I read the book C# 4.0: The Complete Reference of Herbert Schildt. The author use join to give a solution :
class MyThread
{
public int Count;
public Thread Thrd;
public MyThread(string name)
{
Count = 0;
Thrd = new Thread(this.Run);
Thrd.Name = name;
Thrd.Start();
}
// Entry point of thread.
void Run()
{
Console.WriteLine(Thrd.Name + " starting.");
do
{
Thread.Sleep(500);
Console.WriteLine("In " + Thrd.Name +
", Count is " + Count);
Count++;
} while (Count < 10);
Console.WriteLine(Thrd.Name + " terminating.");
}
}
// Use Join() to wait for threads to end.
class JoinThreads
{
static void Main()
{
Console.WriteLine("Main thread starting.");
// Construct three threads.
MyThread mt1 = new MyThread("Child #1");
MyThread mt2 = new MyThread("Child #2");
MyThread mt3 = new MyThread("Child #3");
mt1.Thrd.Join();
Console.WriteLine("Child #1 joined.");
mt2.Thrd.Join();
Console.WriteLine("Child #2 joined.");
mt3.Thrd.Join();
Console.WriteLine("Child #3 joined.");
Console.WriteLine("Main thread ending.");
Console.ReadKey();
}
}
I was tying to figure out how to do this but i could not get any answers from google.
I know this is an old thread but here was my solution:
Use the following class:
class ThreadWaiter
{
private int _numThreads = 0;
private int _spinTime;
public ThreadWaiter(int SpinTime)
{
this._spinTime = SpinTime;
}
public void AddThreads(int numThreads)
{
_numThreads += numThreads;
}
public void RemoveThread()
{
if (_numThreads > 0)
{
_numThreads--;
}
}
public void Wait()
{
while (_numThreads != 0)
{
System.Threading.Thread.Sleep(_spinTime);
}
}
}
Call Addthreads(int numThreads) before executing a thread(s).
Call RemoveThread() after each one has completed.
Use Wait() at the point that you want to wait for all the threads to complete
before continuing
Possible solution:
var tasks = dataList
.Select(data => Task.Factory.StartNew(arg => DoThreadStuff(data), TaskContinuationOptions.LongRunning | TaskContinuationOptions.PreferFairness))
.ToArray();
var timeout = TimeSpan.FromMinutes(1);
Task.WaitAll(tasks, timeout);
Assuming dataList is the list of items and each item needs to be processed in a separate thread.
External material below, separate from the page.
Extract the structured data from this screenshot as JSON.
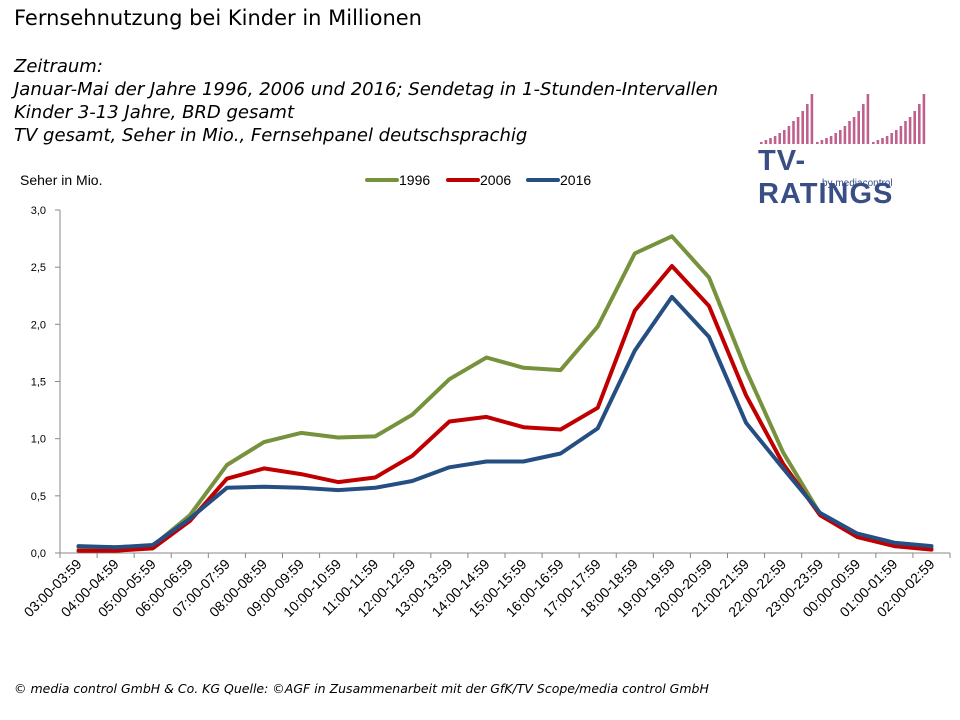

Here is an implementation inspired by Martin v. Löwis's answer:
/// <summary>
/// Blocks the calling thread until all threads terminate, or the specified
/// time elapses. Returns true if all threads terminated in time, or false if
/// at least one thread has not terminated after the specified amount of time
/// elapsed.
/// </summary>
public static bool JoinAll(IEnumerable<Thread> threads, TimeSpan timeout)
{
ArgumentNullException.ThrowIfNull(threads);
if (timeout < TimeSpan.Zero)
throw new ArgumentOutOfRangeException(nameof(timeout));
Stopwatch stopwatch = Stopwatch.StartNew();
foreach (Thread thread in threads)
{
if (!thread.IsAlive) continue;
TimeSpan remaining = timeout - stopwatch.Elapsed;
if (remaining < TimeSpan.Zero) return false;
if (!thread.Join(remaining)) return false;
}
return true;
}
For measuring the remaining time, instead of the DateTime.Now it uses a Stopwatch. The Stopwatch component is not sensitive to system-wide clock adjustments.
Usage example:
bool allTerminated = JoinAll(new[] { thread1, thread2 }, TimeSpan.FromSeconds(10));
The timeout must be a positive or zero TimeSpan. The Timeout.InfiniteTimeSpan constant is not supported.